DÖRT DUVAR VERDİK HANGİSİNE DAYARSAN DAYA
Türkiye’nin önemli bir dönemden geçtiğine işaret eden Bakan Soylu, şunları söyledi: “Bana kızıyorlar sen keskin sözler söylüyorsun diye... Bana hakaret ediyorlar. Ne kadar hakaret ederlerse etsinler biz doğruyu öteki dünyaya gittiğimizde değil bu dünyada söyleyeceğiz. Kadın çıkıp, ‘Ben sırtımı PKK’ya, YPG’ye dayadım’ diyecek ben ona bir söz söylemezsem sizin yüzünüze nasıl bakarım. O dağlarda o evlatlarımızın yanına gitmesek, özel hareket polislerimizin yanaklarını okşamazsak, merak etmeyin devletimiz de, milletimiz de sizle beraber demezsek sizin yüzünüze nasıl bakarız? Kadın diyecek ki PKK’ya, YPG’ye sırtımı dayadım... Şimdi sana dört duvar verdik hangi duvara dayarsan daya dedik; kötü bir şey demedik. Ama bu sefer hakikaten elimizdeki imkanlarla büyük bir mücadele veriyoruz. Kimseden bir şey saklamıyoruz. En ufak istihbarat geldiği zaman hemen jandarmaya, milli istihbarat teşkilatına koşarak gidiyorlar. İlk kez yumruk gibi bütün kurumlarımız zaferi kazanmayı düşünüyor. Herkes omuz omuza bir mücadele veriyor. Allah’ınızı severseniz; 15 bin terörist vardı 700’e düştü. Son 30 yılın teröre katılımındaki en düşük rakamdayız. 3 bin 300 teröristi etkisiz hale getirdik. 3 bin 99 sığınağı tarumar ettik. Bunu da 15 Temmuz sonrası tasfiye gerçekleştirdiğimiz dönemde gerçekleştirdik.”

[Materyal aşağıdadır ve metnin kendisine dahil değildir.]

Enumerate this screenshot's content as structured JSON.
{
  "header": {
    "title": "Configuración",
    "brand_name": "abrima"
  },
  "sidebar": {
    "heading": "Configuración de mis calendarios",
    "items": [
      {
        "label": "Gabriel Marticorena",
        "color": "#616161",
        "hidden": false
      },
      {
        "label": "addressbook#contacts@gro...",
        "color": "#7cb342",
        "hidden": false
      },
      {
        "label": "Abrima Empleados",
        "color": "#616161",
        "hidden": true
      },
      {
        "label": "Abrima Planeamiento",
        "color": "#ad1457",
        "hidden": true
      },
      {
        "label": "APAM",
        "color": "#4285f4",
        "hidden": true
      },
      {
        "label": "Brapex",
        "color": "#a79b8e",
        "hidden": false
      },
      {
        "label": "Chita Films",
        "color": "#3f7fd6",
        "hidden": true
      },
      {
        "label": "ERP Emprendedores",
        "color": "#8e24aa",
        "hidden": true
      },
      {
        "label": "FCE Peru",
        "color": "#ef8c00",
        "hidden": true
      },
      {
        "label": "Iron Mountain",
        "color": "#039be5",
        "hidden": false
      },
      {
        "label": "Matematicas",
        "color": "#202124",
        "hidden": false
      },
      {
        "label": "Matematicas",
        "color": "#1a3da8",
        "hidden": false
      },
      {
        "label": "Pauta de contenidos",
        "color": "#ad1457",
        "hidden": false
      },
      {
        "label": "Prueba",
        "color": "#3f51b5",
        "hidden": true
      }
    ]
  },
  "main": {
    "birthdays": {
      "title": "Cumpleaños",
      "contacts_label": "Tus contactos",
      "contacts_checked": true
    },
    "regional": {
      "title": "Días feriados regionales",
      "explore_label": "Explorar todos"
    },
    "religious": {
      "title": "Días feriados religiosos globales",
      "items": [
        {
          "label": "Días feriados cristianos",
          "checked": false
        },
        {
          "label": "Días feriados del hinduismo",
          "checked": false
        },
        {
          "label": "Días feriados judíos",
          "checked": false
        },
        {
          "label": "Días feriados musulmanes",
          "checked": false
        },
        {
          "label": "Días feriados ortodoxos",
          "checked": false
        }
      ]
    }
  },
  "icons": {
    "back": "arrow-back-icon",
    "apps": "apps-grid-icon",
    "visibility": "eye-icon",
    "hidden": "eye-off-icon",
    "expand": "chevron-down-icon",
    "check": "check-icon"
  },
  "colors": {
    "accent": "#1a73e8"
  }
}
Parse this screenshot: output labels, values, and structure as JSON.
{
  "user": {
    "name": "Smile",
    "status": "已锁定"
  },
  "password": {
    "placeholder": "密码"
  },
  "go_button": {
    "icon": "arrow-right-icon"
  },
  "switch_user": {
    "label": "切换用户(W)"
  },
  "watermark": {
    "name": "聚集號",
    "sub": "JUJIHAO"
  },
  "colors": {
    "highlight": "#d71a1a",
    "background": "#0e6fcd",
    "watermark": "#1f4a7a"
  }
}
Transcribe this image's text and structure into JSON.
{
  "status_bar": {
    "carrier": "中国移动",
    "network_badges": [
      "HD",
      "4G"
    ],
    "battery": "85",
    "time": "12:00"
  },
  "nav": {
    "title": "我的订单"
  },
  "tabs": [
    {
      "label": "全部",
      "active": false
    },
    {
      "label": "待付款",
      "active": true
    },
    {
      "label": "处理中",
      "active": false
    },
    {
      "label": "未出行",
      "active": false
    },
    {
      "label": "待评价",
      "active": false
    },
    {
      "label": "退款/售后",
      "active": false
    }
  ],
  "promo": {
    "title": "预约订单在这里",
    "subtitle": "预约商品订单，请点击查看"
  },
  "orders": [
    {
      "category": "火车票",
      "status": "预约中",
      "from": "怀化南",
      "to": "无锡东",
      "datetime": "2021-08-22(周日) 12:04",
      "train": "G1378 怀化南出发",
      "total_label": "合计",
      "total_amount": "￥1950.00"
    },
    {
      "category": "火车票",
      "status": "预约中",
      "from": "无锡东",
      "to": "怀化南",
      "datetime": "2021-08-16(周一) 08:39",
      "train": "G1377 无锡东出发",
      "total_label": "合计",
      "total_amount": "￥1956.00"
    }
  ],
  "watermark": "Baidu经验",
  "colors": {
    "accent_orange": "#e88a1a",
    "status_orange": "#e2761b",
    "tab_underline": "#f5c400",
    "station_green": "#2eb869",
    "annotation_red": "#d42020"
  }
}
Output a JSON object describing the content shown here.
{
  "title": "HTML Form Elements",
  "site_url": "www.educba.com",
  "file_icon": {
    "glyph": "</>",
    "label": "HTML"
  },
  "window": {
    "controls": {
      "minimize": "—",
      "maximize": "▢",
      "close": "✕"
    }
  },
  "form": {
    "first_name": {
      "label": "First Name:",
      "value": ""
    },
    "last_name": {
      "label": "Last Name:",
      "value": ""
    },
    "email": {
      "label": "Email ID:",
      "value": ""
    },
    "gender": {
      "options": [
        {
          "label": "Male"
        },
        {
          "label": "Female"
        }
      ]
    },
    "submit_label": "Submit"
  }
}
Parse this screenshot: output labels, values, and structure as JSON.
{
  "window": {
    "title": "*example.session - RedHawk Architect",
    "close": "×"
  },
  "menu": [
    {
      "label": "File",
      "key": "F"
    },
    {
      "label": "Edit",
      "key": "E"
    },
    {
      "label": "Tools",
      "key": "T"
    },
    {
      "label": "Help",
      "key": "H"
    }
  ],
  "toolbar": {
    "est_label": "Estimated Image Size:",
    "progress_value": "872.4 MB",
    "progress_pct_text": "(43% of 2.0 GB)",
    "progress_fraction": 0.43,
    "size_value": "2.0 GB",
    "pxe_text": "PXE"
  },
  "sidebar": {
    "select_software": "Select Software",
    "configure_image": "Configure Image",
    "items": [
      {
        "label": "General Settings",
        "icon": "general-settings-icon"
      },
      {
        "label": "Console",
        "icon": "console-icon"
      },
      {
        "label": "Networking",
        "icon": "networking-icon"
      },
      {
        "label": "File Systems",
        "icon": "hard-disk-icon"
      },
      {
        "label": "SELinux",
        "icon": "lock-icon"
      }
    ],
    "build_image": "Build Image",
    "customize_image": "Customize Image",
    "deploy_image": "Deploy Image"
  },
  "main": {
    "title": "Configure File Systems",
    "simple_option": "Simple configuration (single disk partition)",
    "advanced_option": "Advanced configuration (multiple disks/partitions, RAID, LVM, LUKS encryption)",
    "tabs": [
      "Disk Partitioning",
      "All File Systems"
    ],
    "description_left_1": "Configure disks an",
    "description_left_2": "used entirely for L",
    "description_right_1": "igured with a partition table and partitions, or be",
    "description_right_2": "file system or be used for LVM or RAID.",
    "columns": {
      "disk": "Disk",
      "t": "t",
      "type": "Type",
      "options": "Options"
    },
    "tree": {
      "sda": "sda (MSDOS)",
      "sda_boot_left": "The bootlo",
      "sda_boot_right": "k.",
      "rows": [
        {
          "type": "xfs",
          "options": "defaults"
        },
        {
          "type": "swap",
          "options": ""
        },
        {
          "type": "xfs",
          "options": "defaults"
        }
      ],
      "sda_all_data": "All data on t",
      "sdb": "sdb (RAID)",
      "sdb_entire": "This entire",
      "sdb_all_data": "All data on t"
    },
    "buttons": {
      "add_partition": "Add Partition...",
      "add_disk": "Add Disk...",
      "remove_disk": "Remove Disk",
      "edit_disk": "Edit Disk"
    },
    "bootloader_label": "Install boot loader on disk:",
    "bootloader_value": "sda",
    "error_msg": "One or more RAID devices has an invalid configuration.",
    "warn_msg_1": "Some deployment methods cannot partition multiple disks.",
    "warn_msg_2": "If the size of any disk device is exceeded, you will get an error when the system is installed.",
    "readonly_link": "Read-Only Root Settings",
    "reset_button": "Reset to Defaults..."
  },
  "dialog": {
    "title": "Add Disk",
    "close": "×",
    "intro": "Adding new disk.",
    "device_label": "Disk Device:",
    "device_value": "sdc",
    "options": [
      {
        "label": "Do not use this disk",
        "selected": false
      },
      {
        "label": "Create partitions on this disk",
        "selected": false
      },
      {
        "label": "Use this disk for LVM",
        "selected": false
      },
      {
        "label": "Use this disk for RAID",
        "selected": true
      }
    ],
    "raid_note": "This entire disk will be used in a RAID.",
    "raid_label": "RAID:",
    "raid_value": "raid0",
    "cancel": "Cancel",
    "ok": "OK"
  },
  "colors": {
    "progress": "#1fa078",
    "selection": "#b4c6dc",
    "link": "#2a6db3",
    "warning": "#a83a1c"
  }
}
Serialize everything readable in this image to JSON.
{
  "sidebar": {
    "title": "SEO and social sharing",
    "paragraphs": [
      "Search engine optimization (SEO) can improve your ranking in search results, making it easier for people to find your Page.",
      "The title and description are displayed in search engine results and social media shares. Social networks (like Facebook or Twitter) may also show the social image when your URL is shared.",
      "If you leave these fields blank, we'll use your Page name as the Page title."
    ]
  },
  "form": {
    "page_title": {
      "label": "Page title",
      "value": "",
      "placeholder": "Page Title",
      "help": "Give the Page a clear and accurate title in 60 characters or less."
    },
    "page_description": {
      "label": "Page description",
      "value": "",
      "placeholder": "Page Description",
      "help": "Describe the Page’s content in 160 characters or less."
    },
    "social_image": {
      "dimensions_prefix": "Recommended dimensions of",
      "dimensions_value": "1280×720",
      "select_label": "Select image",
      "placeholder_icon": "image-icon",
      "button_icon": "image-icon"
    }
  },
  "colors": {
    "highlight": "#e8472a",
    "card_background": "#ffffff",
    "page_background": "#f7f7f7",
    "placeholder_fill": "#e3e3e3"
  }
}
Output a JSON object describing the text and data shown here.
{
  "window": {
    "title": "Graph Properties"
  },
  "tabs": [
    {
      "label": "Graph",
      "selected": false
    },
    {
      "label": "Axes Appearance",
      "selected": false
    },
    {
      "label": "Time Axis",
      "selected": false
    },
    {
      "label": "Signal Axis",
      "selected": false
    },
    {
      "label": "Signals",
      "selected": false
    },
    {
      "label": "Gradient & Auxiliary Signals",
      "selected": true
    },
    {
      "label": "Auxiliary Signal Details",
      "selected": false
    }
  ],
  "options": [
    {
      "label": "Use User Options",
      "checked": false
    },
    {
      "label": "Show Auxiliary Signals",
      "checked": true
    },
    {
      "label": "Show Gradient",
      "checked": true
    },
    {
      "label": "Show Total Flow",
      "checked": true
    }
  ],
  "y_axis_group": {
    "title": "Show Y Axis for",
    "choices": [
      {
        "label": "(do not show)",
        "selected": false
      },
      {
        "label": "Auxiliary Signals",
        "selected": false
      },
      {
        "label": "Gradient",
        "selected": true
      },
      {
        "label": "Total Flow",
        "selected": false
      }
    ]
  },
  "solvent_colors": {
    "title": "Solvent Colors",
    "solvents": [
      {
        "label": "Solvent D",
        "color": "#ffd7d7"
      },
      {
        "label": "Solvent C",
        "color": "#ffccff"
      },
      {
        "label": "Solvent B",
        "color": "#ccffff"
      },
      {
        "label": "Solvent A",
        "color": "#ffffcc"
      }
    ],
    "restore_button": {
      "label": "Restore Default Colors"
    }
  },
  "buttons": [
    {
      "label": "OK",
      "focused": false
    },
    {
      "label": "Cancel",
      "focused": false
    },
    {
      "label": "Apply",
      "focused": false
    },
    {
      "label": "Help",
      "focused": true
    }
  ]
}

MECLİS ÜYESİ LİSTELERİNE BAKSINLAR
Terör örgütlerine destek veren kişilerin meclis üyesi listelerinde yer aldığını savunan Bakan Soylu, “Bugün Türkiye’nin bu gidişatına çomak sokmak isteyenler var. Dün ve darbelerde olduğu gibi… 15 Temmuz’da bizi esaret altına almaya çalıştılar. O FETÖ, alçak namussuz şarlatan sayesinde yapmaya çalıştılar. Milletvekilleri yürüyüş yapacak biz de onları yürüteceğiz ha? Bu kadar çektikten sonra kaseti tekrar başa mı saracağız yani. Kötü bir şey söyleyemedik yürütürsek adam değiliz dedim. o kadar basit. Size yaklaşan bir tehlikeyi söylemek boynumun borcudur önümüzdeki seçimler güvenlik açısından Türkiye’yi yarın öbür gün başka bir boyuta taşıyabilecektir. Doğu ve Güneydoğu’dan bugün 24 saat huzur var. Bir anne çocuğunu alıp gecenin bir saatinde komşusundan evine rahat bir şekilde geliyor. Orada PKK insanların huzurunu bozamıyor. Doğu ve Güneydoğu’dan batıya göçün en fazla olduğu zaman baskı kurulduğu zamandı. Çocuklarının dağa gitmelerini engellemek için yapabilecekleri buydu. Ama huzurun olduğu zamanlarda tam tersine göç var şu an. 94 belediyeyi görevden aldık. Teröre finans sağlayan 94 belediyeyi görevden aldık. Teröre insan sağlayan, kardeşini dağa göndereceksin diyen anlayışı kestik. PKK’nin şah damarını kestik. Evet, kestiniz ama biz büyükşehirlere sızıyoruz diyorlar. Bugün İzmir’de kimse kusura bakmasın Menemen Belediye’sinin meclis üyelerine baksınlar. Karşıyaka’ya baksınlar… İsim isim söylüyorum hepsi var bende. Bayraklı’ya baksınlar. Kim PKK adına haraç toplarken burada belediye meclis üyesi adayı oldu? PKK’dan tutuklu iken gelip aday olanlar var. HDP’de ilçe başkanıyken gelip aday olanlar var. O zaman siz neden şehit verdiniz?” ifadelerini kullandı.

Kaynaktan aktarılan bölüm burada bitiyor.